En ce moment, j’accompagne une auteure pour la promotion de son livre, lequel aborde de nombreux sujets sociétaux, tels que la place de la femme dans l’islam, l’intégration post-décolonisation ou encore l’homoparentalité. Notre projet était d’organiser des événements sympas pour engager la discussion, l’échange et pourquoi pas un débat d’idées autour d’un des thèmes du livre. La période pré-électorale s’y prêtant à merveille.
Je dois préciser ici que le roman en question est édité par une maison d’édition dont le contrat ne garantit ni diffusion ni distribution mais une disponibilité par impression à la demande. Et oui, il s’agit d’un contrat à compte d’éditeur. Je le dis car cela à son importance.
Bref.
Mon premier réflexe a donc été de m’adresser à des libraires. La Covid disparait peu à peu, le printemps arrive et les librairies sont désormais reconnues comme commerces essentiels. Ainsi je me faisais Candide jugeant que tout allait pour le mieux dans le meilleur des mondes, et au vu l’intérêt du livre et du talent de l’auteure, je ne voyais aucun obstacle au projet 😎.
Je ne vais pas créer un suspens inutile : sur les huit librairies démarchées, j’ai reçu huit refus directs. Huit refus sans qu’aucun des libraires sollicités n’éprouve une quelconque curiosité pour le livre. Aucun n’a voulu lire la quatrième de couverture. Aucun n’a même regardé la première de couv. Aucun.

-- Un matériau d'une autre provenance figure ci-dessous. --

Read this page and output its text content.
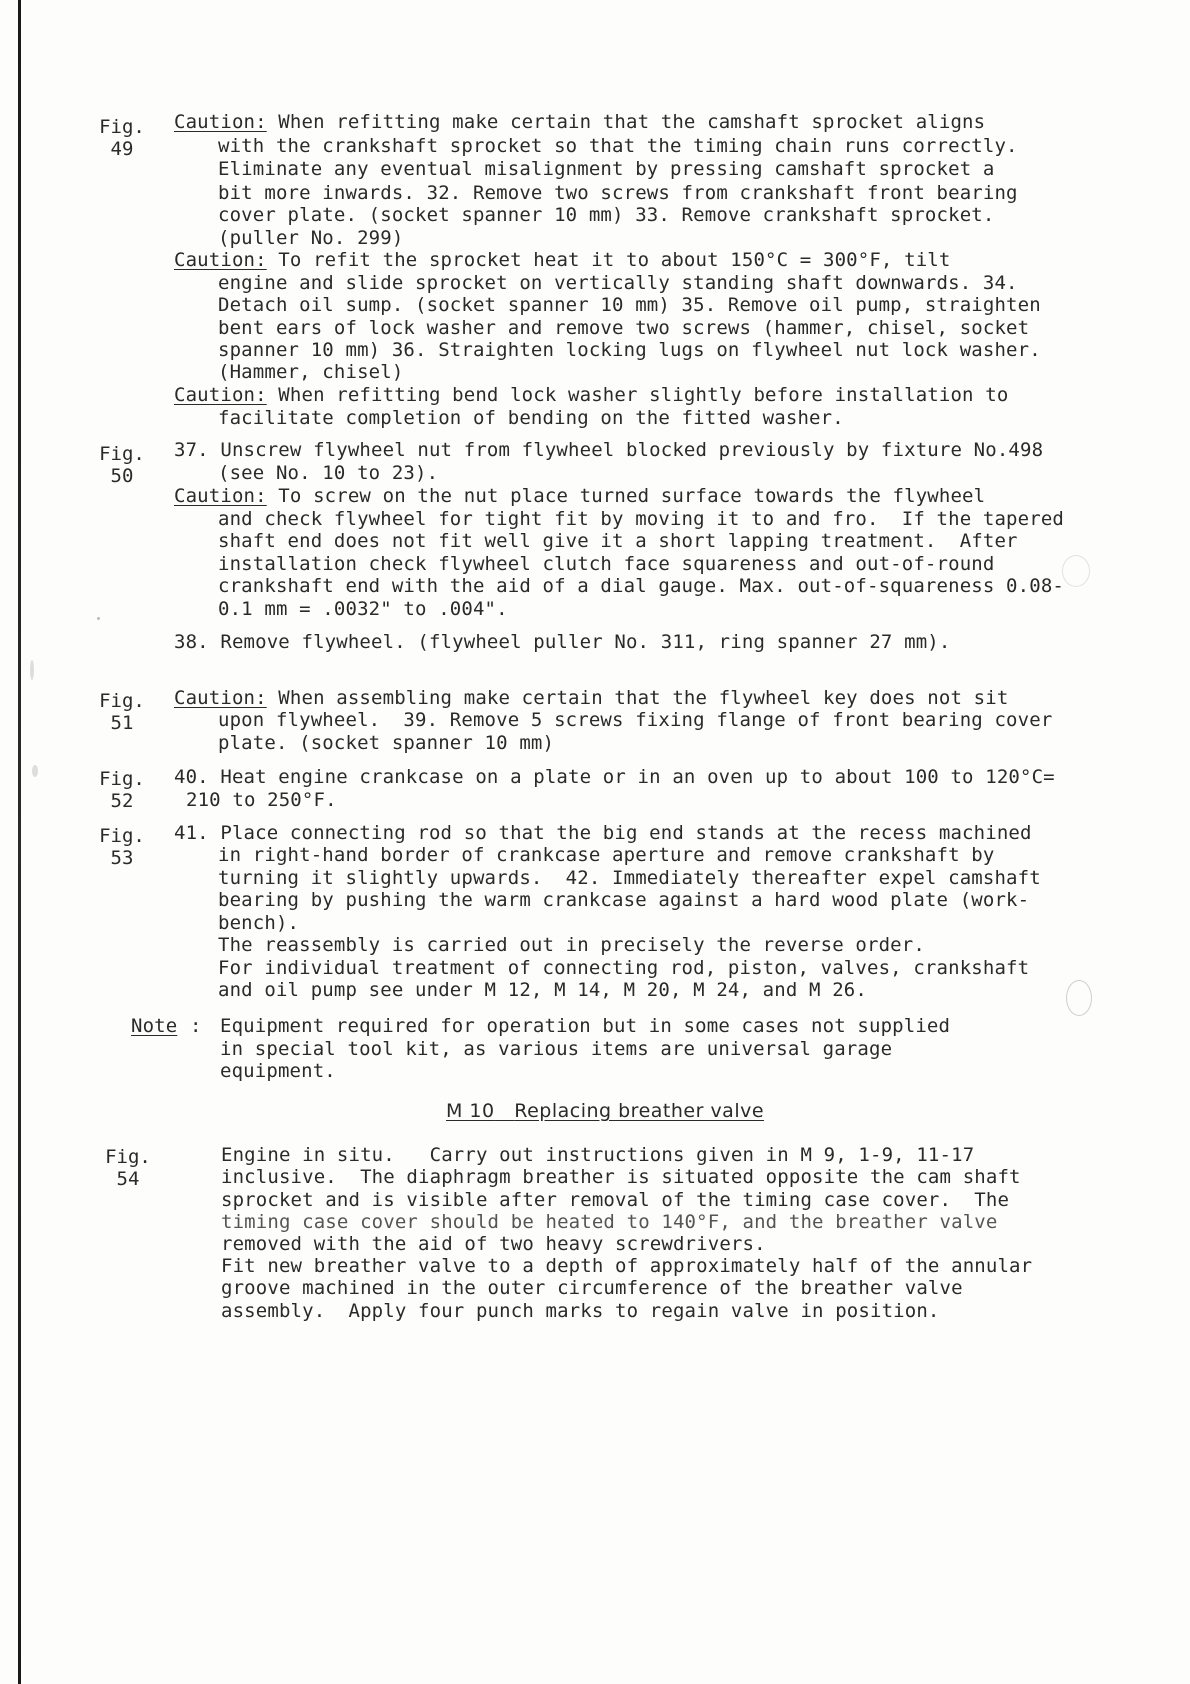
Fig.
49
Fig.
50
Fig.
51
Fig.
52
Fig.
53
Fig.
54
Caution: When refitting make certain that the camshaft sprocket aligns
with the crankshaft sprocket so that the timing chain runs correctly.
Eliminate any eventual misalignment by pressing camshaft sprocket a
bit more inwards. 32. Remove two screws from crankshaft front bearing
cover plate. (socket spanner 10 mm) 33. Remove crankshaft sprocket.
(puller No. 299)
Caution: To refit the sprocket heat it to about 150°C = 300°F, tilt
engine and slide sprocket on vertically standing shaft downwards. 34.
Detach oil sump. (socket spanner 10 mm) 35. Remove oil pump, straighten
bent ears of lock washer and remove two screws (hammer, chisel, socket
spanner 10 mm) 36. Straighten locking lugs on flywheel nut lock washer.
(Hammer, chisel)
Caution: When refitting bend lock washer slightly before installation to
facilitate completion of bending on the fitted washer.
37. Unscrew flywheel nut from flywheel blocked previously by fixture No.498
(see No. 10 to 23).
Caution: To screw on the nut place turned surface towards the flywheel
and check flywheel for tight fit by moving it to and fro.  If the tapered
shaft end does not fit well give it a short lapping treatment.  After
installation check flywheel clutch face squareness and out-of-round
crankshaft end with the aid of a dial gauge. Max. out-of-squareness 0.08-
0.1 mm = .0032" to .004".
38. Remove flywheel. (flywheel puller No. 311, ring spanner 27 mm).
Caution: When assembling make certain that the flywheel key does not sit
upon flywheel.  39. Remove 5 screws fixing flange of front bearing cover
plate. (socket spanner 10 mm)
40. Heat engine crankcase on a plate or in an oven up to about 100 to 120°C=
210 to 250°F.
41. Place connecting rod so that the big end stands at the recess machined
in right-hand border of crankcase aperture and remove crankshaft by
turning it slightly upwards.  42. Immediately thereafter expel camshaft
bearing by pushing the warm crankcase against a hard wood plate (work-
bench).
The reassembly is carried out in precisely the reverse order.
For individual treatment of connecting rod, piston, valves, crankshaft
and oil pump see under M 12, M 14, M 20, M 24, and M 26.
Note : Equipment required for operation but in some cases not supplied
in special tool kit, as various items are universal garage
equipment.
M 10 Replacing breather valve
Engine in situ.   Carry out instructions given in M 9, 1-9, 11-17
inclusive.  The diaphragm breather is situated opposite the cam shaft
sprocket and is visible after removal of the timing case cover.  The
timing case cover should be heated to 140°F, and the breather valve
removed with the aid of two heavy screwdrivers.
Fit new breather valve to a depth of approximately half of the annular
groove machined in the outer circumference of the breather valve
assembly.  Apply four punch marks to regain valve in position.
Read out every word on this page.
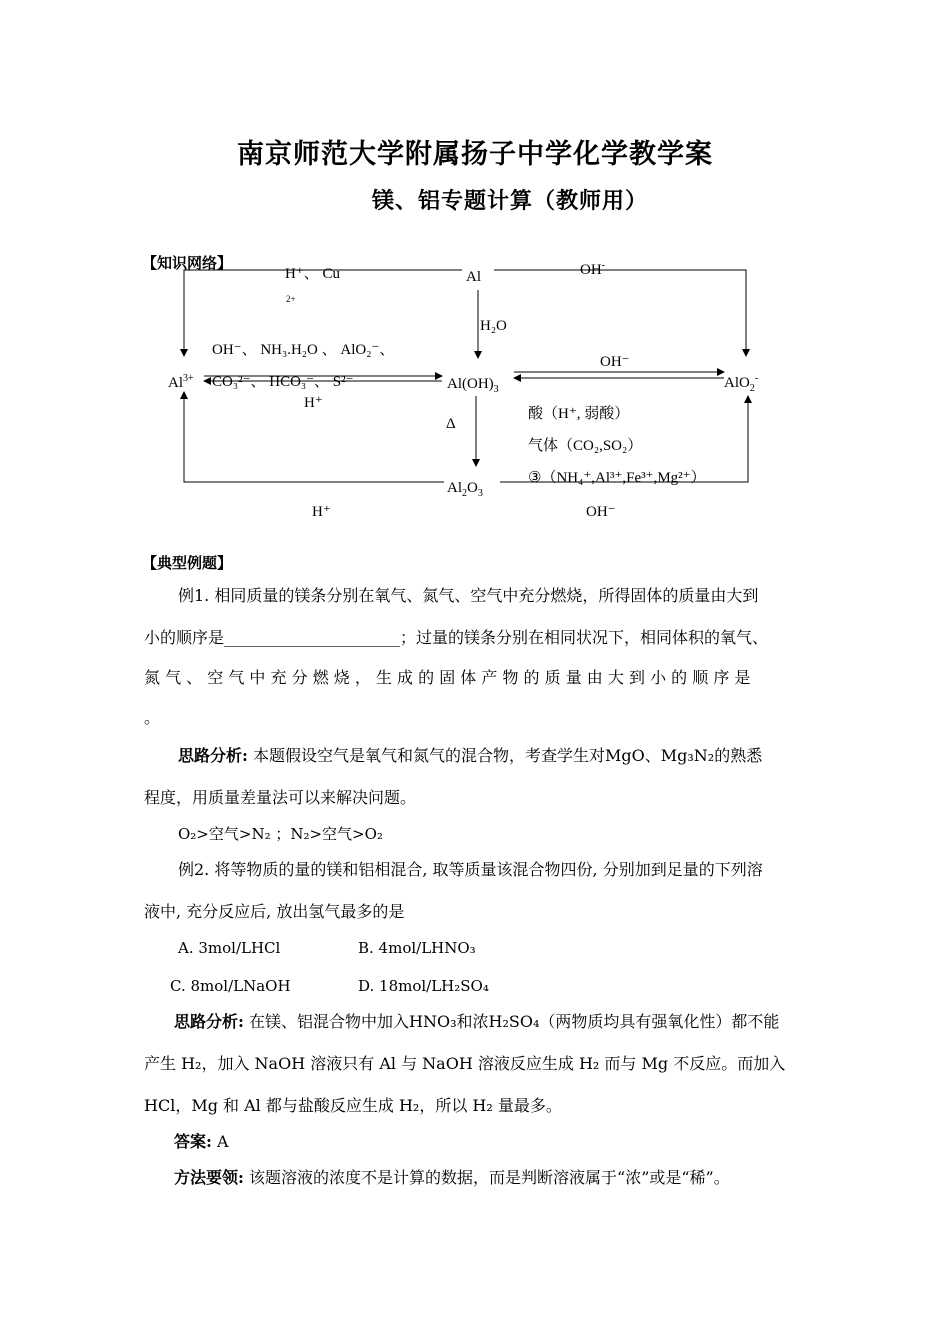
南京师范大学附属扬子中学化学教学案
镁、铝专题计算（教师用）
【知识网络】
Al
$Al^{3+}$	$Al(OH)_3$	AlO$_2$-
$Al_2O_3$
H⁺、 Cu
2+
OH-
H₂O
OH⁻、 NH₃.H₂O 、 AlO₂⁻、
CO₃²⁻、 HCO₃⁻、 S²⁻
H⁺
OH⁻
Δ
酸（H⁺, 弱酸）
气体（CO₂,SO₂）
③（NH₄⁺,Al³⁺,Fe³⁺,Mg²⁺）
H⁺	OH⁻
【典型例题】
例1. 相同质量的镁条分别在氧气、氮气、空气中充分燃烧，所得固体的质量由大到
小的顺序是______________________；过量的镁条分别在相同状况下，相同体积的氧气、
氮 气 、 空 气 中 充 分 燃 烧 ， 生 成 的 固 体 产 物 的 质 量 由 大 到 小 的 顺 序 是
。
思路分析: 本题假设空气是氧气和氮气的混合物，考查学生对MgO、Mg₃N₂的熟悉
程度，用质量差量法可以来解决问题。
O₂>空气>N₂ ；N₂>空气>O₂
例2. 将等物质的量的镁和铝相混合, 取等质量该混合物四份, 分别加到足量的下列溶
液中, 充分反应后, 放出氢气最多的是
A. 3mol/LHCl	B. 4mol/LHNO₃
C. 8mol/LNaOH	D. 18mol/LH₂SO₄
思路分析: 在镁、铝混合物中加入HNO₃和浓H₂SO₄（两物质均具有强氧化性）都不能
产生 H₂，加入 NaOH 溶液只有 Al 与 NaOH 溶液反应生成 H₂ 而与 Mg 不反应。而加入
HCl，Mg 和 Al 都与盐酸反应生成 H₂，所以 H₂ 量最多。
答案: A
方法要领: 该题溶液的浓度不是计算的数据，而是判断溶液属于“浓”或是“稀”。
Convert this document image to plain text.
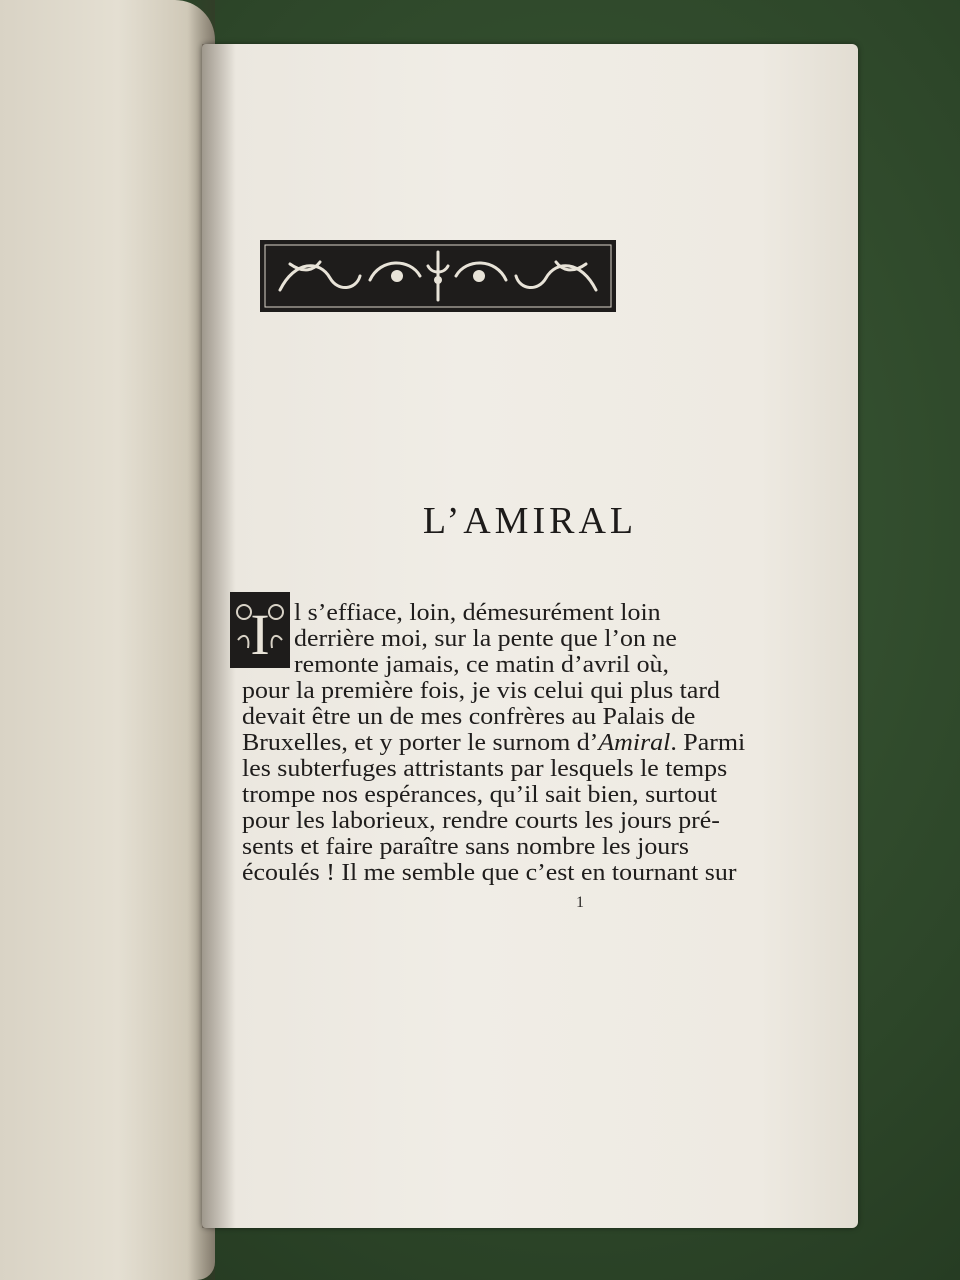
L’AMIRAL
I l s’effiace, loin, démesurément loin
derrière moi, sur la pente que l’on ne
remonte jamais, ce matin d’avril où,
pour la première fois, je vis celui qui plus tard
devait être un de mes confrères au Palais de
Bruxelles, et y porter le surnom d’Amiral. Parmi
les subterfuges attristants par lesquels le temps
trompe nos espérances, qu’il sait bien, surtout
pour les laborieux, rendre courts les jours pré-
sents et faire paraître sans nombre les jours
écoulés ! Il me semble que c’est en tournant sur
1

Je sais les libraires très occupés, et qui ne l’est pas de nos jours, mais là, je suis tombée des nues.
Et vous savez quoi ? Les seules phrases que l’on m’a adressées ont systématiquement été :
✔️ Je ne trouve pas le livre dans mon logiciel ;
✔️ Qui est l’éditeur ?
✔️ Non, on ne fait pas d’impression à la demande, ni de dépôt-vente madame.
…OK. C’est bien dommage car le livre vaut le détour, mais visiblement, j’étais hors sujet 🤨.
Alors, j’ai revu ma stratégie, et je me suis éloignée du monde de l’édition, pour me diriger vers d’autres structures dont le cœur d’activité faisait écho au livre présenté.
Et là, bingo 🔥.
Mes interlocuteurs ont tout de suite voulu en savoir davantage et ont demandé à recevoir un exemplaire du livre. J’ai ainsi organisé une lecture-débat dans un restaurant littéraire, et actuellement, une table ronde et un jeu concours sont en préparation dans une école.
🤔 Que s’est-il passé pour que le diffuseur soit désormais la condition légitime d’accès au livre ? et de quel droit lui revient cette légitimité ?
Dans un contexte où toute la profession observe craintivement le rapprochement Editis/Hachette, il semble que le mal soit déjà fait. La concentration des éditeurs existe et les plus gros ce sont déjà assuré une diffusion prospère.
Demandez à n’importe qui de citer trois noms d’éditeurs, puis trois noms d’auteur.e.s : il est à parier que les réponses se trouvent du côté des grands groupes d’édition.
Pourquoi voit-on de moins en moins de différence sur les tables d’une librairie à l’autre ? Pouvons-nous conclure que la forme a pris le dessus sur le fond ?
Peut-être que mon expérience est malheureuse et que je suis tombée sur les mauvais libraires. Et qu’après tout, mon action très locale aurait connu une issue différente dans une autre ville que Paris. Ou alors, ce n’était vraiment pas le bon moment. Huit fois de suite.
Mais quand bien même je m’interroge sur ce système en vase clos : ne sommes pas en train de créer les conditions de notre propre censure ?
Bradbury imaginait un monde où l’on brulait les livres. Mais la réalité d’un monde dans lequel nous lisons tous la même chose me parait tout aussi dystopique.